The world’s largest asset manager’s investment performance stumbled and its net inflows, albeit still tens of billions of dollars last quarter, fell as U.S. markets marked a rough start to the year.
“We did have a tough quarter,” BlackRock Chief Executive Officer Larry Fink told Reuters. U.S. stocks, corporate bonds and energy all fell sharply in the beginning of 2016 but regained their footing in February. “The entire industry had a tough quarter in active management and we were no different.”
Investors took the disappointing earnings in stride, initially selling, then bidding up shares by 1.7 percent to $354.32 by midafternoon.
Fink attributed a portion of the earnings shortfall to lower fees collected on so-called “active” investments, including hedge funds and many mutual funds, in which managers study companies and financial markets, making bets on future performance.
The businesses produce higher profit margins than BlackRock’s popular index-tracking funds, which took in $27.5 billion despite the stormy markets.
Net income fell to $657 million, or $3.92 per share, in the quarter, from $822 million, or $4.84 per share, a year earlier. Overall revenue of $2.6 billion was offset by expenses and taxes of nearly $2 billion.
With results adjusted to exclude the restructuring charges, BlackRock earned $4.25 per share, short of the average analyst estimate of $4.29, according to Thomson Reuters I/B/E/S.
“It was a quarter of a little bit of retrenchment, using the opportunity to take stock of where they’re spending money and refocus a bit,” said Neal Epstein, senior credit officer at Moody’s Investors Service. “They continued to raise assets and under the circumstances it was not a bad quarter.”
BlackRock’s relative investment performance slipped during the quarter, according to its own metrics.
Nearly two-thirds of the assets in its tax-exempt bond funds lagged their benchmark over one year. Only 41 percent of assets in the company’s so-called “scientific” active equity business outperformed. That group mines reams of data for insights on how to pick stocks.
The company has focused on integrating new stock fund managers and boosting team performances. During a reshuffling announced in January, Fink and BlackRock President Rob Kapito combined the “scientific” and more traditional “fundamental” stock team under four managers.
Investors pulled $17.7 billion out of stock-focused products during the volatile first quarter.

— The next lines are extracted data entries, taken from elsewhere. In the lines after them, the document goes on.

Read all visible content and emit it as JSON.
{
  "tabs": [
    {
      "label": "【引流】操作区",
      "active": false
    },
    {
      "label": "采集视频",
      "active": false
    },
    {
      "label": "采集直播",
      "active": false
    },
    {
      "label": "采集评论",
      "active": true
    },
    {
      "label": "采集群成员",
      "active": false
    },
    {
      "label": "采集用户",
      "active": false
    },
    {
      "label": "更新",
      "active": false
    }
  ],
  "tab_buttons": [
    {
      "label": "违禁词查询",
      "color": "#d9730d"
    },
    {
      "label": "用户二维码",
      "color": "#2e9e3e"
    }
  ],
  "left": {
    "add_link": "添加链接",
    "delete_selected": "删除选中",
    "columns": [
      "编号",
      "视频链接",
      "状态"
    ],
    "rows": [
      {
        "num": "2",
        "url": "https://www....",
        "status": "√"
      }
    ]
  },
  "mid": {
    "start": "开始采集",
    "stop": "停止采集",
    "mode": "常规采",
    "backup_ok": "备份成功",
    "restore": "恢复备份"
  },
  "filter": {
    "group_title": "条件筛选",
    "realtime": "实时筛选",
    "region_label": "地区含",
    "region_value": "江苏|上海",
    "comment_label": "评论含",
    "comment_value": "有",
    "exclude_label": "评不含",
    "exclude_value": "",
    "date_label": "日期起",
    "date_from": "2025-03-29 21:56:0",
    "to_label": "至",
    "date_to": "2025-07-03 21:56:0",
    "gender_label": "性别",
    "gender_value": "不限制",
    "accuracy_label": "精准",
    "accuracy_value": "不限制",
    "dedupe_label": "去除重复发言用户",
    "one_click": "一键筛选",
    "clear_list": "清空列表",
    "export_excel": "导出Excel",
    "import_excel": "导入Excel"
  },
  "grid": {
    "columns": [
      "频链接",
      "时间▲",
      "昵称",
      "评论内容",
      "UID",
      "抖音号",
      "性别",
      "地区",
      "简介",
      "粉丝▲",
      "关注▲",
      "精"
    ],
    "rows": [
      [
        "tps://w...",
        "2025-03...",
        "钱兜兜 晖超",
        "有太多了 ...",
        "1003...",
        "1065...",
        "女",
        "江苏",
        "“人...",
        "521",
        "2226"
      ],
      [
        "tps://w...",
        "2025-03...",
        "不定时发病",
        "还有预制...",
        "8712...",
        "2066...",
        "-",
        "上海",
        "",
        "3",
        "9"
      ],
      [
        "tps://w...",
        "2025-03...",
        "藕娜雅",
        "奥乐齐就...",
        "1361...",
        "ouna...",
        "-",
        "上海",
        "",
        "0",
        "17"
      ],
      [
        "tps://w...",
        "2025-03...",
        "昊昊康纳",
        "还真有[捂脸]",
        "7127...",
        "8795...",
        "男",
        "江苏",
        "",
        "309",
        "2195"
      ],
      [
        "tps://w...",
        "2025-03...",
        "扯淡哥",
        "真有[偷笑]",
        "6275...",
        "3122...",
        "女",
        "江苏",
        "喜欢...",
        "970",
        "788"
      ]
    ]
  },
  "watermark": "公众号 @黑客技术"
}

Net investment in fixed income was $52.2 billion for the quarter, while $2.2 billion went into alternative investments, a relatively higher-fee unit that includes hedge funds, real estate and infrastructure.
“The biggest challenge for them currently is the continuing effort to revamp and improve their actively managed strategies,” said Daniel Culloton, a Morningstar analyst.
Fink said the company will continue to hire in the lucrative alternative unit as part of the restructuring. The company will also build its sustainable-investing operation, tailoring portfolios to reflect social, corporate governance or other values, he said.
The company did not give details on the job cuts.
Despite the cuts, the company will hire in technology and its iShares exchange-traded funds businesses, Fink said. He expects to continue to increase the overall headcount this year.
BlackRock Solutions, a unit offering risk-management and investment-analytics services to other Wall Street firms, governments and investors, was a bright spot as revenue rose 16 percent to $171 million.Overall, BlackRock attracted total long-term net inflows of $36.1 billion in the quarter, down from $70.4 billion a year ago.
Most of that, $24.3 billion, went into iShares, down from $35.5 billion a year earlier, with the lion’s share invested in lower-fee bond ETFs.
BlackRock ended the first quarter with $4.74 trillion in assets under management, up from $4.65 trillion at the end of 2015.